NEW YORK (MainStreet) -- There is some good news on the home-buying front, but there’s one key consumer demographic that seems to be missing in action: young people.
According to Realtor.org, home sales are on the mend, up 7.7% from July to August. Better yet, new home sales were up 18% on a year-to-year basis, the organization reports.
“Some of the improvement in August may result from sales that were delayed in preceding months, but favorable affordability conditions and rising rents are underlying motivations,” says Lawrence Yun, NAR’s chief economist. “Investors were more active in absorbing foreclosed properties. In addition to bargain hunting, some investors are in the market to hedge against higher inflation.”

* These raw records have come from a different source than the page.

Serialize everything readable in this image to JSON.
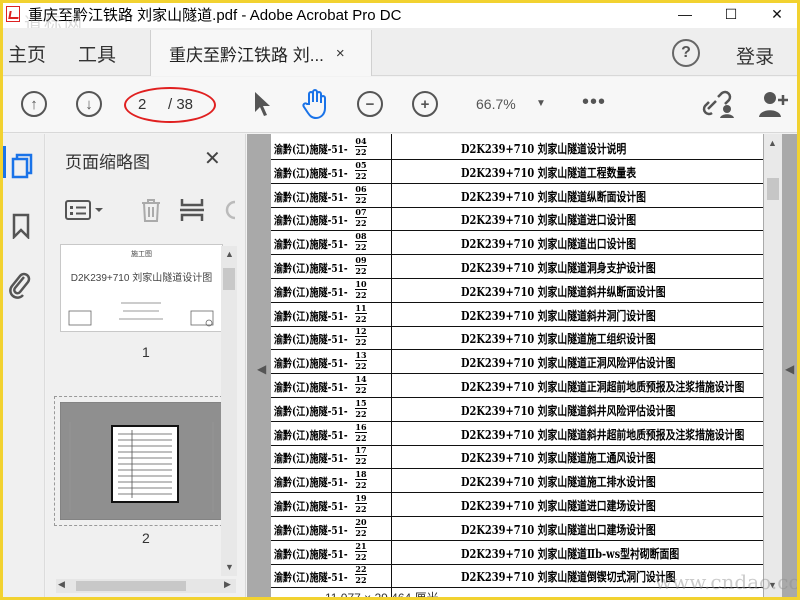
{
  "window": {
    "title": "重庆至黔江铁路 刘家山隧道.pdf - Adobe Acrobat Pro DC",
    "watermark_top": "道标网",
    "controls": {
      "minimize": "—",
      "maximize": "☐",
      "close": "✕"
    }
  },
  "tabs": {
    "home": "主页",
    "tools": "工具",
    "document": "重庆至黔江铁路 刘...",
    "document_close": "×",
    "help": "?",
    "login": "登录"
  },
  "toolbar": {
    "page_current": "2",
    "page_total": "/ 38",
    "zoom": "66.7%",
    "more": "•••"
  },
  "thumbnails_panel": {
    "title": "页面缩略图",
    "close": "✕",
    "thumbnails": [
      {
        "number": "1",
        "heading": "施工图",
        "title": "D2K239+710 刘家山隧道设计图"
      },
      {
        "number": "2"
      }
    ]
  },
  "document": {
    "rows": [
      {
        "code": "渝黔(江)施隧-51-",
        "num": "04",
        "den": "22",
        "title": "D2K239+710  刘家山隧道设计说明"
      },
      {
        "code": "渝黔(江)施隧-51-",
        "num": "05",
        "den": "22",
        "title": "D2K239+710  刘家山隧道工程数量表"
      },
      {
        "code": "渝黔(江)施隧-51-",
        "num": "06",
        "den": "22",
        "title": "D2K239+710  刘家山隧道纵断面设计图"
      },
      {
        "code": "渝黔(江)施隧-51-",
        "num": "07",
        "den": "22",
        "title": "D2K239+710  刘家山隧道进口设计图"
      },
      {
        "code": "渝黔(江)施隧-51-",
        "num": "08",
        "den": "22",
        "title": "D2K239+710  刘家山隧道出口设计图"
      },
      {
        "code": "渝黔(江)施隧-51-",
        "num": "09",
        "den": "22",
        "title": "D2K239+710  刘家山隧道洞身支护设计图"
      },
      {
        "code": "渝黔(江)施隧-51-",
        "num": "10",
        "den": "22",
        "title": "D2K239+710  刘家山隧道斜井纵断面设计图"
      },
      {
        "code": "渝黔(江)施隧-51-",
        "num": "11",
        "den": "22",
        "title": "D2K239+710  刘家山隧道斜井洞门设计图"
      },
      {
        "code": "渝黔(江)施隧-51-",
        "num": "12",
        "den": "22",
        "title": "D2K239+710  刘家山隧道施工组织设计图"
      },
      {
        "code": "渝黔(江)施隧-51-",
        "num": "13",
        "den": "22",
        "title": "D2K239+710  刘家山隧道正洞风险评估设计图"
      },
      {
        "code": "渝黔(江)施隧-51-",
        "num": "14",
        "den": "22",
        "title": "D2K239+710  刘家山隧道正洞超前地质预报及注浆措施设计图"
      },
      {
        "code": "渝黔(江)施隧-51-",
        "num": "15",
        "den": "22",
        "title": "D2K239+710  刘家山隧道斜井风险评估设计图"
      },
      {
        "code": "渝黔(江)施隧-51-",
        "num": "16",
        "den": "22",
        "title": "D2K239+710  刘家山隧道斜井超前地质预报及注浆措施设计图"
      },
      {
        "code": "渝黔(江)施隧-51-",
        "num": "17",
        "den": "22",
        "title": "D2K239+710  刘家山隧道施工通风设计图"
      },
      {
        "code": "渝黔(江)施隧-51-",
        "num": "18",
        "den": "22",
        "title": "D2K239+710  刘家山隧道施工排水设计图"
      },
      {
        "code": "渝黔(江)施隧-51-",
        "num": "19",
        "den": "22",
        "title": "D2K239+710  刘家山隧道进口建场设计图"
      },
      {
        "code": "渝黔(江)施隧-51-",
        "num": "20",
        "den": "22",
        "title": "D2K239+710  刘家山隧道出口建场设计图"
      },
      {
        "code": "渝黔(江)施隧-51-",
        "num": "21",
        "den": "22",
        "title": "D2K239+710  刘家山隧道Ⅱb-ws型衬砌断面图"
      },
      {
        "code": "渝黔(江)施隧-51-",
        "num": "22",
        "den": "22",
        "title": "D2K239+710  刘家山隧道倒锲切式洞门设计图"
      }
    ],
    "bottom_text": "11.077 × 29.464 厘米",
    "watermark": "www.cndao.com"
  },
  "colors": {
    "accent": "#1a73e8",
    "annotation_ellipse": "#e02020",
    "frame": "#f2d230"
  }
}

But not everyone is able to get in on the fun. A new University of Iowa study shows that younger Americans are increasingly walled off from homeownership.

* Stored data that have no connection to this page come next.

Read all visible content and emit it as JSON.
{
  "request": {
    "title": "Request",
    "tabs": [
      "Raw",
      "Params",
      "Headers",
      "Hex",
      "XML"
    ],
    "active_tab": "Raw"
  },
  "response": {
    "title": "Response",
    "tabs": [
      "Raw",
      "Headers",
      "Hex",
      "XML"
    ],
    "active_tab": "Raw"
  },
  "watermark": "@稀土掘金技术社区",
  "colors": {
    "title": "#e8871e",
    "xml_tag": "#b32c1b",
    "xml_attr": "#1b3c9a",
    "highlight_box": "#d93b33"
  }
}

The study says that 20- and even 30- and 40-somethings have suffered disproportionately in the economic downturn, and can’t get the financing or are too worried about money to gather up the financial resources needed to buy a new home.
The data was compiled by University of Iowa economics professor Martin Gervais at the Tippie College of Business. He says that homeownership among the nation’s younger consumers was already in decline since 1980 (Gervais defines “younger” consumers as the 25-44 age group).
Only 57% of that demographic owned their own home in 2007, and that’s down from 61% in 1980. Gervais estimates that number is “even lower today”.